There is certainly a strand of Christian thought that would see Jesus as the Word of God (coming from John 1), although this does not necessarily negate the role of the Bible.
When it comes to the Bible I believe that we all approach it with our own assumptions and no one treats it literally literally! Whilst there are fundamentalists who will say that they accept the Bible literally a couple of examples will show otherwise:
When Lesley was debating homosexuality with someone of a much more fundamentalist viewpoint she was told that:
You shall not lie with a male as with a woman; it is an abomination.
so she asked whether this meant she should be a lesbian! The Bible was written in a patriarchal society to men – if you want to accept it literally …
I was debating the role of women in church and was quoted:
I permit no woman to teach or to have authority over a man; she is to keep silent.
I responded with:
only to be told that his quote was true for all time, and mine was culturally conditioned.
When training the first lecture we had was about how we interpreted the Bible, and asked us to place ourselves on a spectrum from:
- God uses human writings – despite their errors, failings and limitations
- God dictates scriptures – they are without error, failing or limitation
One of the questions that I am sometimes challenged with is “do you believe in absolute truth” (the implication being that the challenger does, and knows what it is, and I don’t). I do believe in absolute truth, I just don’t believe that we can know what it is in this life.
For me, the Bible is humanity’s attempt to write down their experience of God using their imperfect knowledge and their imperfect language.
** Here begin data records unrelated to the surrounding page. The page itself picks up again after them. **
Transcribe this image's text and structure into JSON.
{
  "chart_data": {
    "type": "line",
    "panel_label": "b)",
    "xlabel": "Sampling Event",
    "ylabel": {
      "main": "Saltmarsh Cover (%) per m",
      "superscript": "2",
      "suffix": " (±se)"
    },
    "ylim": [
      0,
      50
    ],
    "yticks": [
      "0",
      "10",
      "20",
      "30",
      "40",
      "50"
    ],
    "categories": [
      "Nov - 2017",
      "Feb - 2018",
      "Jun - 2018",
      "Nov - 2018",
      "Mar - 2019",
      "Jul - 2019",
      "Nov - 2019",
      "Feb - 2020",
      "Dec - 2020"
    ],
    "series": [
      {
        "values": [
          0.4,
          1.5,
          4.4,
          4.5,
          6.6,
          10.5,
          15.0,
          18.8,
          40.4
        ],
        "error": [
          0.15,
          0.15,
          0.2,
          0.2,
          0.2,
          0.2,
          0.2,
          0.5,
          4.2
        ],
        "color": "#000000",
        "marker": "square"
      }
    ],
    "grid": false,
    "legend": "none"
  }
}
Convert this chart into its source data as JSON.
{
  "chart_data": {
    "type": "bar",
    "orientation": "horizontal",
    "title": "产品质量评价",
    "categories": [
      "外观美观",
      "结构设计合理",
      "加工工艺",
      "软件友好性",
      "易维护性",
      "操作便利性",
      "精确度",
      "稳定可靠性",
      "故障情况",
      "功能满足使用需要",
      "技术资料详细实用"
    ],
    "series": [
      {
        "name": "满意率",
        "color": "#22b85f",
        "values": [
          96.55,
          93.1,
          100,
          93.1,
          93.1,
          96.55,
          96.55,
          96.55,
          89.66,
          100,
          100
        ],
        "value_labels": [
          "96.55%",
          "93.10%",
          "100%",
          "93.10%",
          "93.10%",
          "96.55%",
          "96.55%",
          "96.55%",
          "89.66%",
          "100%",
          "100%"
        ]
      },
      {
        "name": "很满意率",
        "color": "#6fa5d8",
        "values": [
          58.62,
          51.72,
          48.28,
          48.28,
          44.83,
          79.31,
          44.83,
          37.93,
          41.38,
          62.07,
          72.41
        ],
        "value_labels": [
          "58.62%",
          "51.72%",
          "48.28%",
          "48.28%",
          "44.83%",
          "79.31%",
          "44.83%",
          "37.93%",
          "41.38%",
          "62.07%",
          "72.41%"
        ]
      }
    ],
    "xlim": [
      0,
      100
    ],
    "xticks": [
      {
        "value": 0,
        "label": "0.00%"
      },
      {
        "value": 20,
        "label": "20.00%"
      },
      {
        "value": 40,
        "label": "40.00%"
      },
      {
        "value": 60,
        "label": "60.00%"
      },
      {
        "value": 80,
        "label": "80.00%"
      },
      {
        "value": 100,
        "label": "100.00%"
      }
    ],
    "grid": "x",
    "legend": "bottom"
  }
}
For me, the challenge is to try to get behind what has been written down, and back to the original experience – which would have been mediated through society at the time. The next challenge is to work out what that experience looks like in today’s society. This leads to a very different approach to those who believe that the exact words of the Bible are true for all time.
Alan
It’s very hard to get back to the original experience and meaning of any passage, particularly as the culture would have been so very different, and, of course, we read the Bible in translation. I’m doing a Bible course at the moment and last week one caveat was ‘if we came across another ancient text we wouldn’t expect just to read it and understand it the way we open the Bible, read a passage and say “this is what it means”. We’d get expert advice’. So I guess we use our brains and our experience as well as our openness to what God might be saying through the Bible.